The data comes in the form of the Nintex Workplace 2021 Study. The study surveyed 1,000 U.S.-based full-time enterprise employees working remotely and found that many (4 in 5) senior employees feel they are more productive and enjoy the remote work environment, compared to only half of junior employees.
As businesses settle into a more permanent remote work set up (and the social and cultural changes that come with this), they need to ensure all employees of all circumstances have what they need to get their work done. While working remotely has benefitted the top, workers struggle at home too.
There were also differences within the work hierarchy, with 83 percent of business leaders (those at the Vice President level) plus 80 percent of those with even more power and money, at the C-suite level, indicating that working remotely has been better than they expected during the pandemic
Yet with the lower ranks within the corporate hierarchy, just 53 percent of entry-level employees feel the same way as their managerial masters. Whether pay and conditions is a factor is uncertain.
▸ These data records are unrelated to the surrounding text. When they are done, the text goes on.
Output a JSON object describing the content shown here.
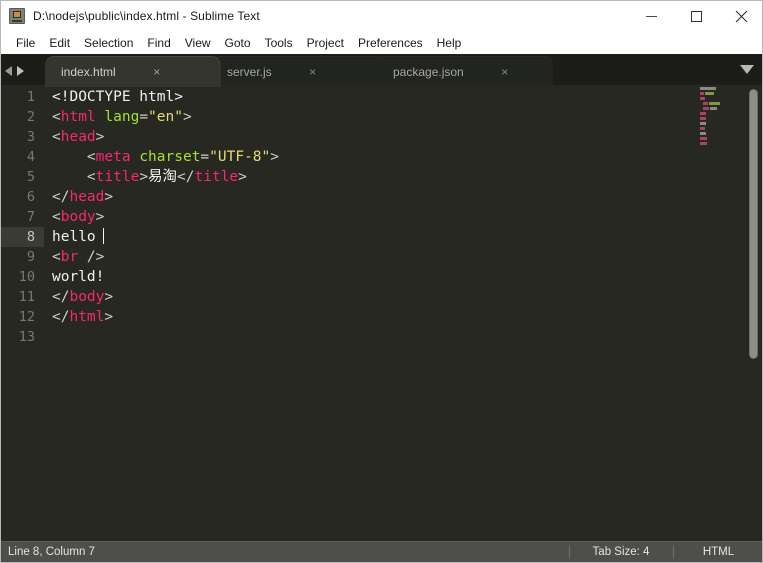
{
  "window": {
    "title": "D:\\nodejs\\public\\index.html - Sublime Text",
    "icon": "sublime-text-icon",
    "minimize_label": "–",
    "maximize_label": "□",
    "close_label": "✕"
  },
  "menubar": {
    "items": [
      {
        "label": "File"
      },
      {
        "label": "Edit"
      },
      {
        "label": "Selection"
      },
      {
        "label": "Find"
      },
      {
        "label": "View"
      },
      {
        "label": "Goto"
      },
      {
        "label": "Tools"
      },
      {
        "label": "Project"
      },
      {
        "label": "Preferences"
      },
      {
        "label": "Help"
      }
    ]
  },
  "tabbar": {
    "nav_prev": "prev-tab-arrow",
    "nav_next": "next-tab-arrow",
    "dropdown": "tab-list-dropdown",
    "close_glyph": "×",
    "tabs": [
      {
        "label": "index.html",
        "active": true,
        "closable": true
      },
      {
        "label": "server.js",
        "active": false,
        "closable": true
      },
      {
        "label": "package.json",
        "active": false,
        "closable": true
      }
    ]
  },
  "editor": {
    "active_line": 8,
    "cursor_line": 8,
    "cursor_column": 7,
    "lines": [
      {
        "number": "1",
        "text": "<!DOCTYPE html>",
        "tokens": [
          {
            "t": "<!DOCTYPE html>",
            "c": "t-doct"
          }
        ]
      },
      {
        "number": "2",
        "text": "<html lang=\"en\">",
        "tokens": [
          {
            "t": "<",
            "c": "t-punc"
          },
          {
            "t": "html",
            "c": "t-tag"
          },
          {
            "t": " ",
            "c": "t-punc"
          },
          {
            "t": "lang",
            "c": "t-attr"
          },
          {
            "t": "=",
            "c": "t-punc"
          },
          {
            "t": "\"en\"",
            "c": "t-str"
          },
          {
            "t": ">",
            "c": "t-punc"
          }
        ]
      },
      {
        "number": "3",
        "text": "<head>",
        "tokens": [
          {
            "t": "<",
            "c": "t-punc"
          },
          {
            "t": "head",
            "c": "t-tag"
          },
          {
            "t": ">",
            "c": "t-punc"
          }
        ]
      },
      {
        "number": "4",
        "text": "    <meta charset=\"UTF-8\">",
        "tokens": [
          {
            "t": "    ",
            "c": "t-punc"
          },
          {
            "t": "<",
            "c": "t-punc"
          },
          {
            "t": "meta",
            "c": "t-tag"
          },
          {
            "t": " ",
            "c": "t-punc"
          },
          {
            "t": "charset",
            "c": "t-attr"
          },
          {
            "t": "=",
            "c": "t-punc"
          },
          {
            "t": "\"UTF-8\"",
            "c": "t-str"
          },
          {
            "t": ">",
            "c": "t-punc"
          }
        ]
      },
      {
        "number": "5",
        "text": "    <title>易淘</title>",
        "tokens": [
          {
            "t": "    ",
            "c": "t-punc"
          },
          {
            "t": "<",
            "c": "t-punc"
          },
          {
            "t": "title",
            "c": "t-tag"
          },
          {
            "t": ">",
            "c": "t-punc"
          },
          {
            "t": "易淘",
            "c": "t-text"
          },
          {
            "t": "</",
            "c": "t-punc"
          },
          {
            "t": "title",
            "c": "t-tag"
          },
          {
            "t": ">",
            "c": "t-punc"
          }
        ]
      },
      {
        "number": "6",
        "text": "</head>",
        "tokens": [
          {
            "t": "</",
            "c": "t-punc"
          },
          {
            "t": "head",
            "c": "t-tag"
          },
          {
            "t": ">",
            "c": "t-punc"
          }
        ]
      },
      {
        "number": "7",
        "text": "<body>",
        "tokens": [
          {
            "t": "<",
            "c": "t-punc"
          },
          {
            "t": "body",
            "c": "t-tag"
          },
          {
            "t": ">",
            "c": "t-punc"
          }
        ]
      },
      {
        "number": "8",
        "text": "hello ",
        "active": true,
        "cursor_after": true,
        "tokens": [
          {
            "t": "hello ",
            "c": "t-text"
          }
        ]
      },
      {
        "number": "9",
        "text": "<br />",
        "tokens": [
          {
            "t": "<",
            "c": "t-punc"
          },
          {
            "t": "br",
            "c": "t-tag"
          },
          {
            "t": " />",
            "c": "t-punc"
          }
        ]
      },
      {
        "number": "10",
        "text": "world!",
        "tokens": [
          {
            "t": "world!",
            "c": "t-text"
          }
        ]
      },
      {
        "number": "11",
        "text": "</body>",
        "tokens": [
          {
            "t": "</",
            "c": "t-punc"
          },
          {
            "t": "body",
            "c": "t-tag"
          },
          {
            "t": ">",
            "c": "t-punc"
          }
        ]
      },
      {
        "number": "12",
        "text": "</html>",
        "tokens": [
          {
            "t": "</",
            "c": "t-punc"
          },
          {
            "t": "html",
            "c": "t-tag"
          },
          {
            "t": ">",
            "c": "t-punc"
          }
        ]
      },
      {
        "number": "13",
        "text": "",
        "tokens": []
      }
    ]
  },
  "minimap": {
    "rows": [
      {
        "segs": [
          {
            "x": 0,
            "w": 16,
            "color": "#8a8b84"
          }
        ]
      },
      {
        "segs": [
          {
            "x": 0,
            "w": 4,
            "color": "#a8446a"
          },
          {
            "x": 5,
            "w": 9,
            "color": "#7d9a3c"
          }
        ]
      },
      {
        "segs": [
          {
            "x": 0,
            "w": 5,
            "color": "#a8446a"
          }
        ]
      },
      {
        "segs": [
          {
            "x": 3,
            "w": 5,
            "color": "#a8446a"
          },
          {
            "x": 9,
            "w": 11,
            "color": "#7d9a3c"
          }
        ]
      },
      {
        "segs": [
          {
            "x": 3,
            "w": 6,
            "color": "#a8446a"
          },
          {
            "x": 10,
            "w": 7,
            "color": "#8a8b84"
          }
        ]
      },
      {
        "segs": [
          {
            "x": 0,
            "w": 6,
            "color": "#a8446a"
          }
        ]
      },
      {
        "segs": [
          {
            "x": 0,
            "w": 6,
            "color": "#a8446a"
          }
        ]
      },
      {
        "segs": [
          {
            "x": 0,
            "w": 6,
            "color": "#8a8b84"
          }
        ]
      },
      {
        "segs": [
          {
            "x": 0,
            "w": 5,
            "color": "#a8446a"
          }
        ]
      },
      {
        "segs": [
          {
            "x": 0,
            "w": 6,
            "color": "#8a8b84"
          }
        ]
      },
      {
        "segs": [
          {
            "x": 0,
            "w": 7,
            "color": "#a8446a"
          }
        ]
      },
      {
        "segs": [
          {
            "x": 0,
            "w": 7,
            "color": "#a8446a"
          }
        ]
      }
    ]
  },
  "scrollbar": {
    "name": "vertical-scrollbar"
  },
  "statusbar": {
    "position": "Line 8, Column 7",
    "tab_size": "Tab Size: 4",
    "syntax": "HTML"
  },
  "colors": {
    "editor_bg": "#262821",
    "tag": "#f92672",
    "attribute": "#a6e22e",
    "string": "#e6db74",
    "text": "#f1f2e8",
    "punctuation": "#cfd0c4",
    "statusbar_bg": "#4e4f4a",
    "active_line": "#3a3b33"
  }
}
Different factors come into play. For example, the busier the household the more likely to miss the office. Here, 62 percent of workers with dependents are keener to return to the office as soon as possible compared to 29 percent of workers without dependents.
The extent to which workers ‘enjoy’ remote working was done the middle. Nearly half (49 percent) of employees are more sad and lonely than usual working remotely during the pandemic. However, the other half saw the experience as generally positive.
The impact on mental wellbeing affected younger people more. With this, and drawing on the tired social stratification descriptors beloved of marketing companies, the majority (83 percent) of Generation Z and millennials reported a change to their personal wellness while working remote in the pandemic. In contrast, only half (55 percent) of the Baby Boomers reported feeling the same.